Cystoscopy examines the inside of the bladder by placing a long thin tube with a magnifying glass up the urethra.
Treatment of Overactive Bladder
Behavioral and Lifestyle Changes
Performing pelvic floor exercises, known as Kegels, strengthens the pelvic floor muscles and the sphincter, a urinary muscle. Scheduling toilet trips for every couple of hours, as well as managing and reducing fluid intake, will help women normalize their urine schedule. Bladder training involves delaying urination after the initial sensation hits and building up the intervals between urinating over time.
Medications prescribed for women with OAB are intended to relax the bladder and help mitigate symptoms. Botox bladder injections may stop the muscles of the bladder from contracting involuntarily.
Nerve Stimulation Therapy (InterStim)
Sacral nerve stimulation (SNS), InterStim and peripheral nerve stimulation (also called percutaneous neural stimulation or PTNS) attempt to regulate nerve impulse reactions. The procedure involves using removable, implantable device which can be activated by a patient to send mild electrical pulses to the sacral nerves located near the tailbone. Typically, a doctor will recommend a 1-2 week trial of the device for the patient to determine effectiveness of the implant.

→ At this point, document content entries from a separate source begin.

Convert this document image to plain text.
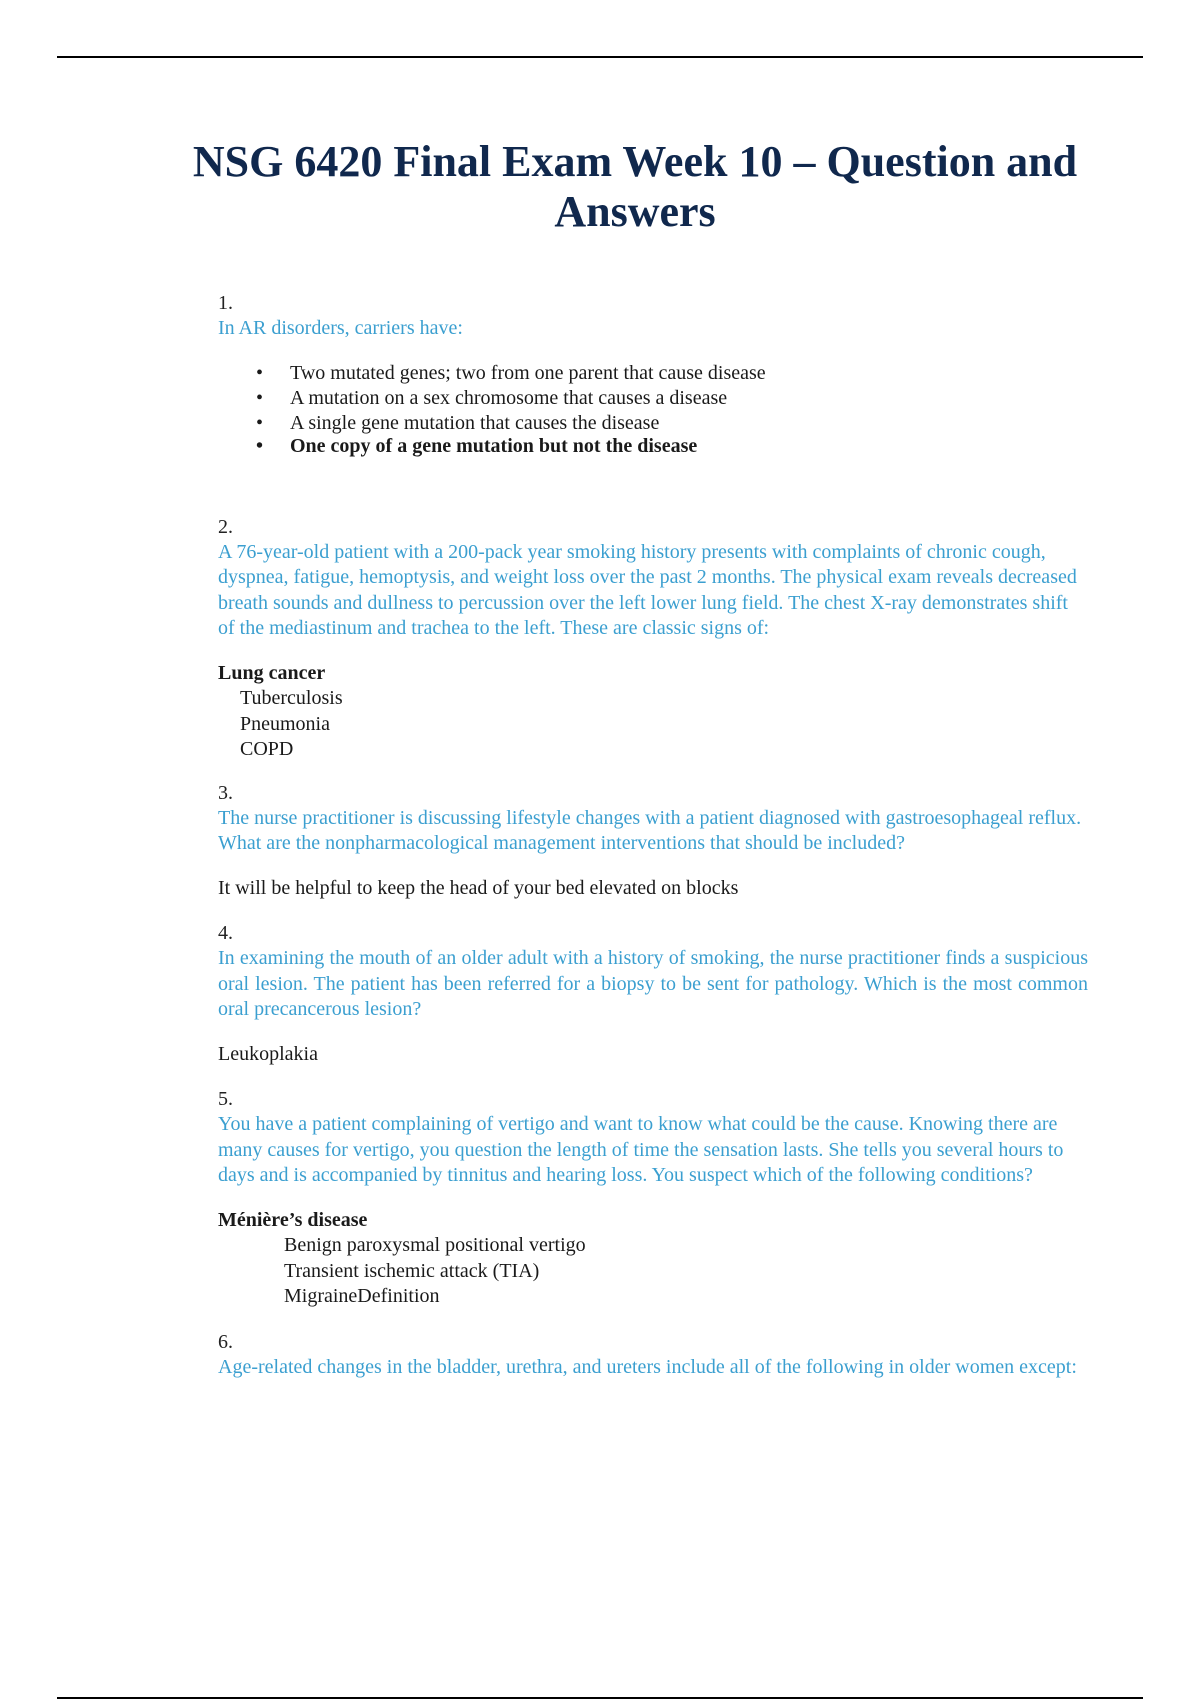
NSG 6420 Final Exam Week 10 – Question and Answers
1.
In AR disorders, carriers have:
• Two mutated genes; two from one parent that cause disease
• A mutation on a sex chromosome that causes a disease
• A single gene mutation that causes the disease
• One copy of a gene mutation but not the disease
2.
A 76-year-old patient with a 200-pack year smoking history presents with complaints of chronic cough, dyspnea, fatigue, hemoptysis, and weight loss over the past 2 months. The physical exam reveals decreased breath sounds and dullness to percussion over the left lower lung field. The chest X-ray demonstrates shift of the mediastinum and trachea to the left. These are classic signs of:
Lung cancer
Tuberculosis
Pneumonia
COPD
3.
The nurse practitioner is discussing lifestyle changes with a patient diagnosed with gastroesophageal reflux. What are the nonpharmacological management interventions that should be included?
It will be helpful to keep the head of your bed elevated on blocks
4.
In examining the mouth of an older adult with a history of smoking, the nurse practitioner finds a suspicious oral lesion. The patient has been referred for a biopsy to be sent for pathology. Which is the most common oral precancerous lesion?
Leukoplakia
5.
You have a patient complaining of vertigo and want to know what could be the cause. Knowing there are many causes for vertigo, you question the length of time the sensation lasts. She tells you several hours to days and is accompanied by tinnitus and hearing loss. You suspect which of the following conditions?
Ménière’s disease
Benign paroxysmal positional vertigo
Transient ischemic attack (TIA)
MigraineDefinition
6.
Age-related changes in the bladder, urethra, and ureters include all of the following in older women except:
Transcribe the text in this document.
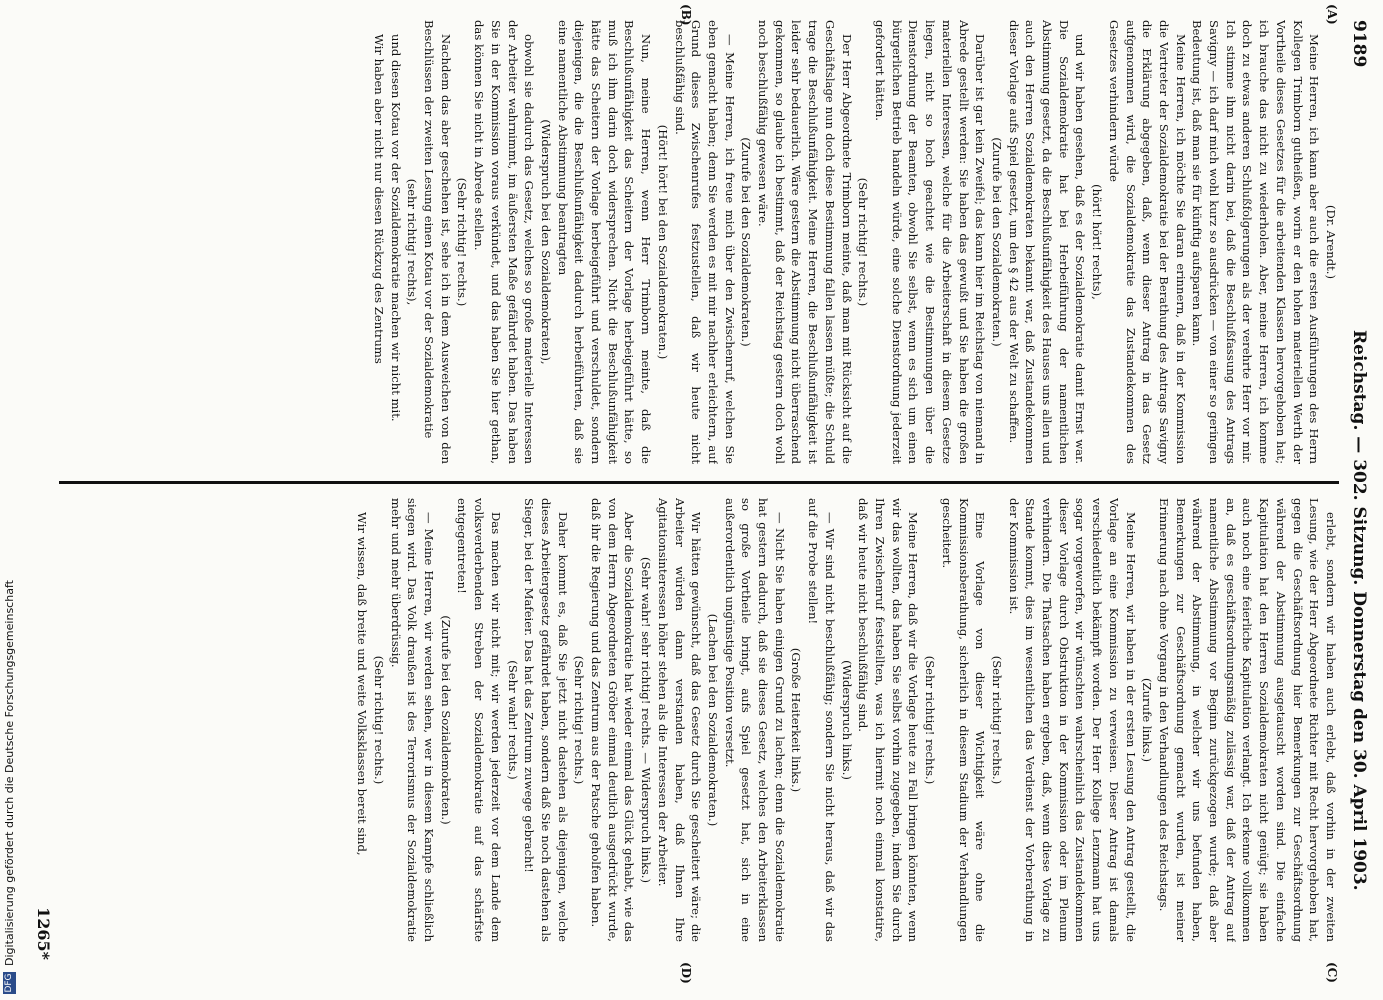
9189
Reichstag. — 302. Sitzung. Donnerstag den 30. April 1903.
(A)
(B)
(C)
(D)

(Dr. Arendt.)

Meine Herren, ich kann aber auch die ersten Ausführungen des Herrn Kollegen Trimborn gutheißen, worin er den hohen materiellen Werth der Vortheile dieses Gesetzes für die arbeitenden Klassen hervorgehoben hat; ich brauche das nicht zu wiederholen. Aber, meine Herren, ich komme doch zu etwas anderen Schlußfolgerungen als der verehrte Herr vor mir. Ich stimme ihm nicht darin bei, daß die Beschlußfassung des Antrags Savigny — ich darf mich wohl kurz so ausdrücken — von einer so geringen Bedeutung ist, daß man sie für künftig aufsparen kann.

Meine Herren, ich möchte Sie daran erinnern, daß in der Kommission die Vertreter der Sozialdemokratie bei der Berathung des Antrags Savigny die Erklärung abgegeben, daß, wenn dieser Antrag in das Gesetz aufgenommen wird, die Sozialdemokratie das Zustandekommen des Gesetzes verhindern würde

(hört! hört! rechts),

und wir haben gesehen, daß es der Sozialdemokratie damit Ernst war. Die Sozialdemokratie hat bei Herbeiführung der namentlichen Abstimmung gesetzt, da die Beschlußunfähigkeit des Hauses uns allen und auch den Herren Sozialdemokraten bekannt war, daß Zustandekommen dieser Vorlage aufs Spiel gesetzt, um den § 42 aus der Welt zu schaffen.

(Zurufe bei den Sozialdemokraten.)

Darüber ist gar kein Zweifel; das kann hier im Reichstag von niemand in Abrede gestellt werden: Sie haben das gewußt und Sie haben die großen materiellen Interessen, welche für die Arbeiterschaft in diesem Gesetze liegen, nicht so hoch geachtet wie die Bestimmungen über die Dienstordnung der Beamten, obwohl Sie selbst, wenn es sich um einen bürgerlichen Betrieb handeln würde, eine solche Dienstordnung jederzeit gefordert hätten.

(Sehr richtig! rechts.)

Der Herr Abgeordnete Trimborn meinte, daß man mit Rücksicht auf die Geschäftslage nun doch diese Bestimmung fallen lassen müßte; die Schuld trage die Beschlußunfähigkeit. Meine Herren, die Beschlußunfähigkeit ist leider sehr bedauerlich. Wäre gestern die Abstimmung nicht überraschend gekommen, so glaube ich bestimmt, daß der Reichstag gestern doch wohl noch beschlußfähig gewesen wäre.

(Zurufe bei den Sozialdemokraten.)

— Meine Herren, ich freue mich über den Zwischenruf, welchen Sie eben gemacht haben; denn Sie werden es mit mir nachher erleichtern, auf Grund dieses Zwischenrufes festzustellen, daß wir heute nicht beschlußfähig sind.

(Hört! hört! bei den Sozialdemokraten.)

Nun, meine Herren, wenn Herr Trimborn meinte, daß die Beschlußunfähigkeit das Scheitern der Vorlage herbeigeführt hätte, so muß ich ihm darin doch widersprechen. Nicht die Beschlußunfähigkeit hätte das Scheitern der Vorlage herbeigeführt und verschuldet, sondern diejenigen, die die Beschlußunfähigkeit dadurch herbeiführten, daß sie eine namentliche Abstimmung beantragten

(Widerspruch bei den Sozialdemokraten),

obwohl sie dadurch das Gesetz, welches so große materielle Interessen der Arbeiter wahrnimmt, im äußersten Maße gefährdet haben. Das haben Sie in der Kommission voraus verkündet, und das haben Sie hier gethan, das können Sie nicht in Abrede stellen.

(Sehr richtig! rechts.)

Nachdem das aber geschehen ist, sehe ich in dem Ausweichen von den Beschlüssen der zweiten Lesung einen Kotau vor der Sozialdemokratie

(sehr richtig! rechts),

und diesen Kotau vor der Sozialdemokratie machen wir nicht mit.

Wir haben aber nicht nur diesen Rückzug des Zentrums

erlebt, sondern wir haben auch erlebt, daß vorhin in der zweiten Lesung, wie der Herr Abgeordnete Richter mit Recht hervorgehoben hat, gegen die Geschäftsordnung hier Bemerkungen zur Geschäftsordnung während der Abstimmung ausgetauscht worden sind. Die einfache Kapitulation hat den Herren Sozialdemokraten nicht genügt; sie haben auch noch eine feierliche Kapitulation verlangt. Ich erkenne vollkommen an, daß es geschäftsordnungsmäßig zulässig war, daß der Antrag auf namentliche Abstimmung vor Beginn zurückgezogen wurde; daß aber während der Abstimmung, in welcher wir uns befunden haben, Bemerkungen zur Geschäftsordnung gemacht wurden, ist meiner Erinnerung nach ohne Vorgang in den Verhandlungen des Reichstags.

(Zurufe links.)

Meine Herren, wir haben in der ersten Lesung den Antrag gestellt, die Vorlage an eine Kommission zu verweisen. Dieser Antrag ist damals verschiedentlich bekämpft worden. Der Herr Kollege Lenzmann hat uns sogar vorgeworfen, wir wünschten wahrscheinlich das Zustandekommen dieser Vorlage durch Obstruktion in der Kommission oder im Plenum verhindern. Die Thatsachen haben ergeben, daß, wenn diese Vorlage zu Stande kommt, dies im wesentlichen das Verdienst der Vorberathung in der Kommission ist.

(Sehr richtig! rechts.)

Eine Vorlage von dieser Wichtigkeit wäre ohne die Kommissionsberathung, sicherlich in diesem Stadium der Verhandlungen gescheitert.

(Sehr richtig! rechts.)

Meine Herren, daß wir die Vorlage heute zu Fall bringen könnten, wenn wir das wollten, das haben Sie selbst vorhin zugegeben, indem Sie durch Ihren Zwischenruf feststellten, was ich hiermit noch einmal konstatire, daß wir heute nicht beschlußfähig sind.

(Widerspruch links.)

— Wir sind nicht beschlußfähig; sondern Sie nicht heraus, daß wir das auf die Probe stellen!

(Große Heiterkeit links.)

— Nicht Sie haben einigen Grund zu lachen; denn die Sozialdemokratie hat gestern dadurch, daß sie dieses Gesetz, welches den Arbeiterklassen so große Vortheile bringt, aufs Spiel gesetzt hat, sich in eine außerordentlich ungünstige Position versetzt.

(Lachen bei den Sozialdemokraten.)

Wir hätten gewünscht, daß das Gesetz durch Sie gescheitert wäre; die Arbeiter würden dann verstanden haben, daß Ihnen Ihre Agitationsinteressen höher stehen als die Interessen der Arbeiter.

(Sehr wahr! sehr richtig! rechts. — Widerspruch links.)

Aber die Sozialdemokratie hat wieder einmal das Glück gehabt, wie das von dem Herrn Abgeordneten Gröber einmal deutlich ausgedrückt wurde, daß ihr die Regierung und das Zentrum aus der Patsche geholfen haben.

(Sehr richtig! rechts.)

Daher kommt es, daß Sie jetzt nicht dastehen als diejenigen, welche dieses Arbeitergesetz gefährdet haben, sondern daß Sie noch dastehen als Sieger, bei der Mafeier. Das hat das Zentrum zuwege gebracht!

(Sehr wahr! rechts.)

Das machen wir nicht mit; wir werden jederzeit vor dem Lande dem volksverderbenden Streben der Sozialdemokratie auf das schärfste entgegentreten!

(Zurufe bei den Sozialdemokraten.)

— Meine Herren, wir werden sehen, wer in diesem Kampfe schließlich siegen wird. Das Volk draußen ist des Terrorismus der Sozialdemokratie mehr und mehr überdrüssig.

(Sehr richtig! rechts.)

Wir wissen, daß breite und weite Volksklassen bereit sind,

1265*
DFG
Digitalisierung gefördert durch die Deutsche Forschungsgemeinschaft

Nerve stimulation has been shown to help people with urinary retention and overactive bladder symptoms including urinary urge incontinence, urgency and frequency.
Surgery for Overactive Bladder
Treating OAB with surgery is not a common treatment course and is reserved for women whose other treatments plans have failed. Surgery may increase the physical size of the bladder by using portions of bowel to replace and expand a section of the bladder. Completely removing the bladder is always a last resort surgery.